March 15, 2017 Ann Weiser Cornell

Focusing Tip #551


Could trying to do too much Focusing create resistance to change?


Bhavani writes:

If an issue seems stuck, how often should one do focusing on it: every day, several times a day, a few times a week or once a week? Is there something called too much or too little? Because I am wondering if doing too much is counterproductive, i.e. it will make those parts resistant to change, and if doing too little will result is not giving enough attention for the change to really happen.

Dear Bhavani:

I’m curious what you mean by “if an issue seems stuck.”
When the Focusing process doesn’t bring an opening or a shift the way we had been hoping, I doubt if the problem is not Focusing often enough. It could be that there is something else going on. Most likely, there is an unacknowledged part.

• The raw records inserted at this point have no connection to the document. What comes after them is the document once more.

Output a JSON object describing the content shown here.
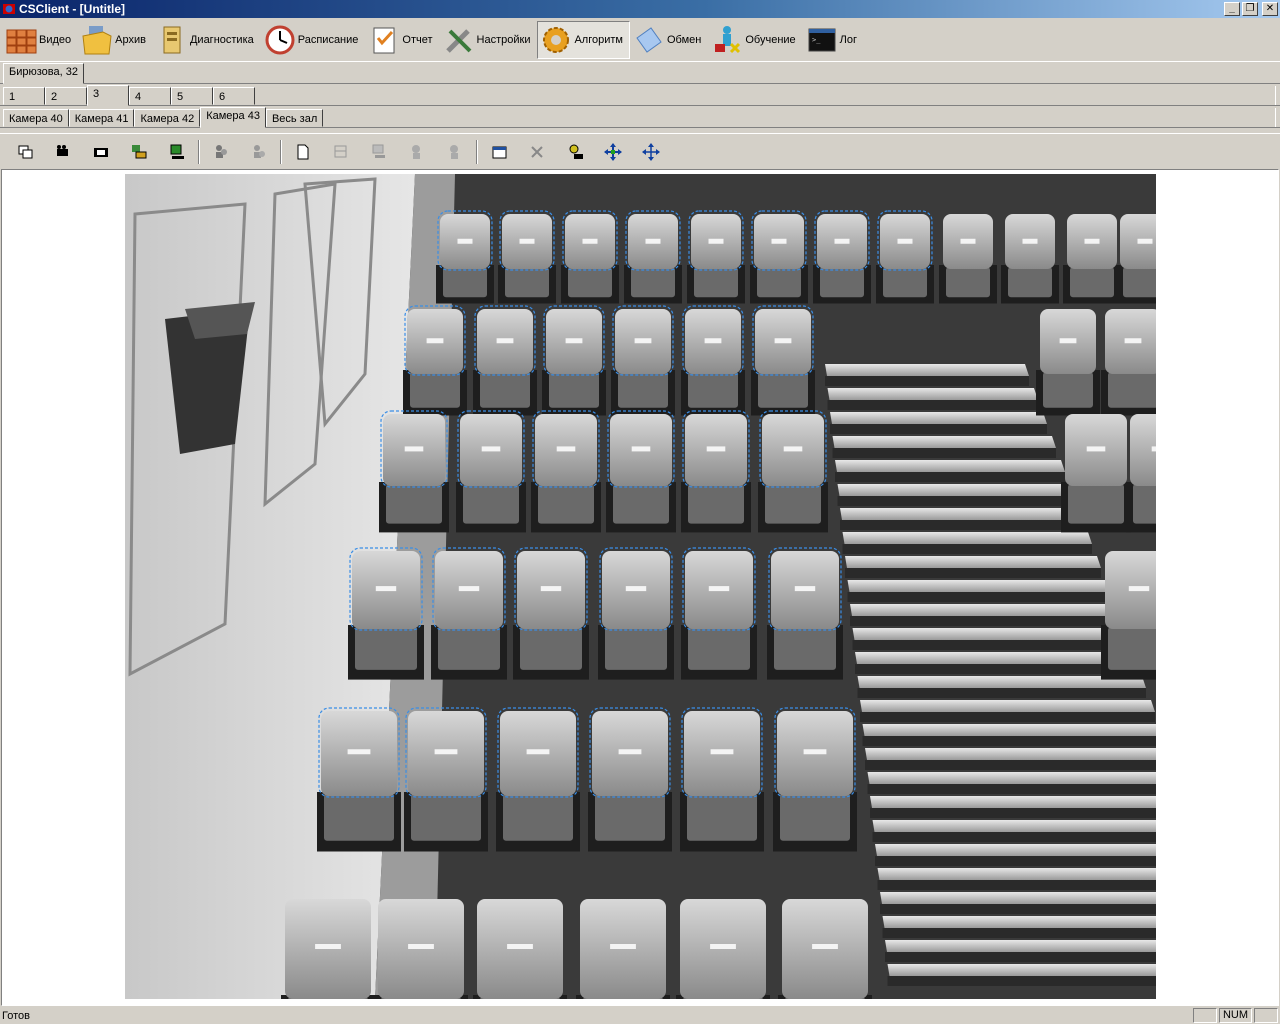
{
  "window": {
    "title": "CSClient - [Untitle]"
  },
  "menu": [
    {
      "label": "Видео",
      "icon": "video-wall-icon"
    },
    {
      "label": "Архив",
      "icon": "archive-folder-icon"
    },
    {
      "label": "Диагностика",
      "icon": "diagnostics-icon"
    },
    {
      "label": "Расписание",
      "icon": "clock-icon"
    },
    {
      "label": "Отчет",
      "icon": "report-icon"
    },
    {
      "label": "Настройки",
      "icon": "tools-icon"
    },
    {
      "label": "Алгоритм",
      "icon": "gear-icon",
      "active": true
    },
    {
      "label": "Обмен",
      "icon": "exchange-icon"
    },
    {
      "label": "Обучение",
      "icon": "training-icon"
    },
    {
      "label": "Лог",
      "icon": "console-icon"
    }
  ],
  "location_tabs": [
    "Бирюзова, 32"
  ],
  "number_tabs": [
    "1",
    "2",
    "3",
    "4",
    "5",
    "6"
  ],
  "number_tabs_selected": "3",
  "camera_tabs": [
    "Камера 40",
    "Камера 41",
    "Камера 42",
    "Камера 43",
    "Весь зал"
  ],
  "camera_tabs_selected": "Камера 43",
  "tools": [
    "copy-windows-icon",
    "camera-icon",
    "film-frame-icon",
    "layout-image-icon",
    "monitor-network-icon",
    "separator",
    "person-group-icon",
    "person-group-disabled-icon",
    "separator",
    "new-document-icon",
    "grid-disabled-icon",
    "network-disabled-icon",
    "person-gear-disabled-icon",
    "person-search-disabled-icon",
    "separator",
    "properties-icon",
    "delete-icon",
    "person-camera-icon",
    "move-arrows-icon",
    "expand-arrows-icon"
  ],
  "status": {
    "text": "Готов",
    "num": "NUM"
  },
  "colors": {
    "face": "#d4d0c8",
    "title_start": "#0a246a",
    "title_end": "#a6caf0",
    "selection": "#3a8ee6"
  }
}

Some years ago, I noticed something interesting about the word “stuck.” It’s an opinion… offered from the point of view of wanting a change to happen.

The lid of the jar isn’t “stuck” until I want to get it open. Until then, it’s just closed.

So perhaps the part that is not being acknowledged is something in you that feels an urgency about change, and is trying to use the Focusing process to make that change happen.

It’s OK to want to change! But when you are identified with a part of you that is impatient for change, then the parts that have their own reasons to put the brakes on don’t feel safe enough to enter the conversation. Result: nothing happens.

If that’s the situation, then more Focusing won’t help. What’s needed, I would say, is to recognize and acknowledge “something in me that is impatient and feels urgent about change.” Then the process can go forward again.